Cadet vs Slate Tile
Cadet and Slate Tile come from the same Sherwin-Williams collection. These are both blue-greys, so the question isn't which hue to choose — it's where within blue-grey to land. The 16-point LRV gap — 31 for Cadet vs 15 for Slate Tile — means Cadet will open up a space more effectively. Where Cadet leans neutral, Slate Tile reads cool — a distinction that shifts noticeably depending on the light source and surrounding finishes. A ΔE of 17.4 puts these firmly in different territory — two distinct design choices rather than close alternatives. Below you'll find 3 real-room photo comparisons where both colors appear side by side, plus 5 simulated room previews.

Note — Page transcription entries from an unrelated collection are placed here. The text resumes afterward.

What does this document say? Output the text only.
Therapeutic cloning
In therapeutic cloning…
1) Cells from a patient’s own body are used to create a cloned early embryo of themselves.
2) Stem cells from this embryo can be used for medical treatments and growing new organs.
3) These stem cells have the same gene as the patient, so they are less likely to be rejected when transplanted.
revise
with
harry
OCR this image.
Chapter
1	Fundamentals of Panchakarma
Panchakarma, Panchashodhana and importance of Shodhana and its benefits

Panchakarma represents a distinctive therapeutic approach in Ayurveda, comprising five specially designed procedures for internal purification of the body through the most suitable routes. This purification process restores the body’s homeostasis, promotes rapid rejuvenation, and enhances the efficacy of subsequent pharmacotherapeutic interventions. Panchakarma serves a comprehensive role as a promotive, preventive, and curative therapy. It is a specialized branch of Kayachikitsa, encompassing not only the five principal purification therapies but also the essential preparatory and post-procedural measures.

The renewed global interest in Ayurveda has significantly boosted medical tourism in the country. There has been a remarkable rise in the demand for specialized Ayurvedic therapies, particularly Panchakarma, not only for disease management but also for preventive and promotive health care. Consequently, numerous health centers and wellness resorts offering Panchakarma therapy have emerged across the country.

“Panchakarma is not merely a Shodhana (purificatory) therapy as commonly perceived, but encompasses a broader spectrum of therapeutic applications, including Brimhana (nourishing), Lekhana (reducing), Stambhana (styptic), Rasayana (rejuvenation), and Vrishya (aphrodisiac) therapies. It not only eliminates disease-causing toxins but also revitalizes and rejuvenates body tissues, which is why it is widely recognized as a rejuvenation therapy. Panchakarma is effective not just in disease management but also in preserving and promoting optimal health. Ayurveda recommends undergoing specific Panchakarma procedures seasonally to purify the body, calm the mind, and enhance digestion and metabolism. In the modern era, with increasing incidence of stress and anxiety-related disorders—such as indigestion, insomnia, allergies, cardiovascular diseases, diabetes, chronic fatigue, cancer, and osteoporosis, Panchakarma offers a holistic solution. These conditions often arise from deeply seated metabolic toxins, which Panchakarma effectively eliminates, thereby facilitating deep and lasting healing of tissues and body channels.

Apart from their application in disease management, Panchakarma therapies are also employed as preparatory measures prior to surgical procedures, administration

Cadet vs Slate Tile in Real Spaces
3 real rooms side by side. Seeing Cadet and Slate Tile in actual rooms makes the difference concrete; browse the spaces below to get a feel for how each color lives on a wall.
Living Room
A living room wall sees more varied light than almost any other surface in the house, which makes the choice between these two more nuanced than a chip suggests. Cadet reflects noticeably more light off the walls, making the space read more open than Slate Tile.
Kitchen
Kitchens often have the harshest, most revealing light in the house — under-cabinet LEDs and overhead fixtures that strip away subtlety. Cadet returns significantly more light to the room — in a smaller or darker space, that difference in perceived brightness is hard to miss.
Kitchen Cabinets
Cabinet color is always seen in context — against countertops, backsplash, and hardware — which amplifies undertone differences that might disappear on a plain wall. Cadet returns significantly more light to the room — in a smaller or darker space, that difference in perceived brightness is hard to miss.
Color Details
Cadet vs Slate Tile Simulated Comparison
5 simulated room previews — drag the slider on each to see Cadet on one side and Slate Tile on the other.
Digital color is approximate. These simulations are generated from the manufacturer's hex values and overlaid on grayscale room photos — your screen's calibration, brightness, and viewing angle all affect how they render. Before committing to either color, test physical samples in your own space under the light you actually live with.
More Cadet comparisons
See how Cadet stacks up against other well-photographed colors across different brands and tones.